Connected Anatomy: Building a Biomechanics Graph with a Named Entity Recognition LLM

By Sean Robinson, MS / Director of Data Science

September 29, 2023

Blog

Reading Time: 6 minutes

The anatomy of the human body displays a vastly complex system of bone, fascia, and muscle. The field of biomechanics seeks to understand this complex system and how its elements interact with one another. In the first installment of this series, we look to model a small portion of this complex system as a graph in an attempt to understand its connections as a holistic network of interconnected parts. Using a named entity recognition LLM (Large Language Model), we extract its underlying components from semi-structured data and use the resulting output to create a graph representation of the human skeletal and musculatory system, starting with the lower limbs in this NER LLM example.

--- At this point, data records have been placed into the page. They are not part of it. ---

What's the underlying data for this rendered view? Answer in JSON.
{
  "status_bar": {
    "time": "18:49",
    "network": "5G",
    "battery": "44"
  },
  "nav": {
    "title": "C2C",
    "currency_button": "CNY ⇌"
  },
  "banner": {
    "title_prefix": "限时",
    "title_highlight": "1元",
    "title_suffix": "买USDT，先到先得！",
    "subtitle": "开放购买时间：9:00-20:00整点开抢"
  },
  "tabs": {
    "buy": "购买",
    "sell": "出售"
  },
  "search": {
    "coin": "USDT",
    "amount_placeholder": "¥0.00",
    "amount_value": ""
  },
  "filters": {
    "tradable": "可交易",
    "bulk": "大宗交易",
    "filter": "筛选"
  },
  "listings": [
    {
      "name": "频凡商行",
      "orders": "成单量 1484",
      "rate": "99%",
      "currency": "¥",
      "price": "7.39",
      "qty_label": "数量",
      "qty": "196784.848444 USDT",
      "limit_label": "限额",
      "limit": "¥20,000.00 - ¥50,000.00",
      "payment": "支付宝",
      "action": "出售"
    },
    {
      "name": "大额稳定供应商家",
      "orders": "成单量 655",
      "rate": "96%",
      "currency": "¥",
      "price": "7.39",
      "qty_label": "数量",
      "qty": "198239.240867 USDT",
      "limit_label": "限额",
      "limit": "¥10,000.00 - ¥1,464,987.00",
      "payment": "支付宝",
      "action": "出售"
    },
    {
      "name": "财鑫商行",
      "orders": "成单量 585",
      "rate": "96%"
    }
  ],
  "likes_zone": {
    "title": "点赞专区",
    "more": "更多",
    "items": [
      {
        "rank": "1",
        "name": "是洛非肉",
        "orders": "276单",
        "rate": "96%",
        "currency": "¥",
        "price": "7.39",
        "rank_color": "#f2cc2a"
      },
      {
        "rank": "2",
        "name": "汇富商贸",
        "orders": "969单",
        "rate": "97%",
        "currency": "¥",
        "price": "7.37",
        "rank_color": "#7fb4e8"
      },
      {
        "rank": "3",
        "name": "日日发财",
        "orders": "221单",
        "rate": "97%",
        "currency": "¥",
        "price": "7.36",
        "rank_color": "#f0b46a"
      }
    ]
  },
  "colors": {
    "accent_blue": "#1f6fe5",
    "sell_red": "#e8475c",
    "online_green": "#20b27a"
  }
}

Why a Named Entity Recognition LLM? The Data

In order to create our graph representation of the human body, we look to The University of Michigan’s Medical Gross Anatomy Anatomy Tables as our data source. Here we find several data elements which we’ll use to construct our graph:

  • Muscle: The muscle in question
  • Origin: The point(s) where the muscle originates
  • Insertion: the point(s) where the muscle inserts
  • Action: The action(s) the muscle performs
  • Innervation: The nerve(s) which innervates the muscle
  • Artery: The Artery which supplies blood to the muscle
  • Notes: General notes relating to the muscle
  • Image: At the time of writing, this field appears to be defective

After scraping these tables, we are able to extract the following dataframe:

Medical Gross Anatomy Anatomy Tables Dataframe

For the purposes of the first part of this series regarding the named entity recognition LLM combination, we will focus on three main fields from this data: Muscle, Origin, and Insertion. However, the manually written nature of this data means that we will need to use an LLM for named entity recognition (NER) in order to infer what bones a given muscle is originating from or inserting into.

Disclaimer: While many origin and insertion points attach to soft tissue such as fascia or tendons, for the purposes of this initial network, we will exclusively focus on the relationships between muscles and bones, with the intent to address soft tissue attachments in later installments.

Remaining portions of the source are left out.